Children are practically encouraged to gamble in the Hotel. If they lose, so what? Buy more credits and try again! The tone is caring, but the implications are crystal clear. The games used to be played for fun, had turned into scams; I was scammed so many times, people were even resorting to randomly trading people in hope that they would no notice the person they were trading to, and give them something (If a player lost a game, they had the option to Pay to Play, and if the victim is door-scammed, as described, they are in danger of losing everything.)
I wanted to combat this somehow. So I set up my own, legitimate Falling Furni room (google it), which was hard at first. I'm black, and there are lots of racist/stereotypical people on this game (some guy came up to me, pretending to shoot me because i was black), and people are already wary of scams.
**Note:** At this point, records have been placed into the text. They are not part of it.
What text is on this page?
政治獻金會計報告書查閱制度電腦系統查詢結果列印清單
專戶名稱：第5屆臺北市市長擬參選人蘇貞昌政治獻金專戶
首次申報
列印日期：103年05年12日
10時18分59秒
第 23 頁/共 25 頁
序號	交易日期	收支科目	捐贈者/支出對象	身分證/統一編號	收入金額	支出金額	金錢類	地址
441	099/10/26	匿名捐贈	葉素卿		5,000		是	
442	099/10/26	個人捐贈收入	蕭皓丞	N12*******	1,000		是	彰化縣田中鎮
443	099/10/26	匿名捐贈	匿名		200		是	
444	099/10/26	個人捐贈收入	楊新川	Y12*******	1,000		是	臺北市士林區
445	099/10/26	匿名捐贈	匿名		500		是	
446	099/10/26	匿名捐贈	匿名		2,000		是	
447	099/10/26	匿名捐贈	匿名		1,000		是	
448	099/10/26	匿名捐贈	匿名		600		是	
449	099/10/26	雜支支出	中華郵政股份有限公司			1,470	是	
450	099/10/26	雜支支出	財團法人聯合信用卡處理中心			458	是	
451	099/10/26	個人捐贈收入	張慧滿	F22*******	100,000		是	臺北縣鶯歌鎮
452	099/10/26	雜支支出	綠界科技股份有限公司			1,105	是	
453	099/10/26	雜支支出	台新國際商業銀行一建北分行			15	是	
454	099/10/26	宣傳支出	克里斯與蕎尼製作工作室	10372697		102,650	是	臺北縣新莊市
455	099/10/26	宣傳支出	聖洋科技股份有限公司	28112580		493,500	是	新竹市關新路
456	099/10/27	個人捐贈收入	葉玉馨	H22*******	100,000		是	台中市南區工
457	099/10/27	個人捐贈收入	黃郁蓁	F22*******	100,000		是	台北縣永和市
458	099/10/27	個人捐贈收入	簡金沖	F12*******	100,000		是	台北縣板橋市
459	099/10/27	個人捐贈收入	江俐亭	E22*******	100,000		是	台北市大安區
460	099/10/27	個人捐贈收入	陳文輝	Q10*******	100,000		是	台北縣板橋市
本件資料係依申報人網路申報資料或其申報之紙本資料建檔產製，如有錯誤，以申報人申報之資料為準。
But it took a few games where people couldn't believe that had actually got a prize, and people realised that there were good people on Habbo, and they are as rare as finding a green diamond in your shoe. I still continue this falling furni, and have alot of business, as people make lists of trusted players.
What I'm trying to say is, if your not smart about what you do on the internet, Stay Away From Habbo Hotel, you will be morally crushed. I made mistakes, learned from then, and now I'm one of the good people. Tread carefully, and there will be rich rewards. Try getting a job (I'm (marlin6667) hiring!) and if you got a litle spare cash lying around, use it to improve Habbo. Enough good guys can turn things around yet!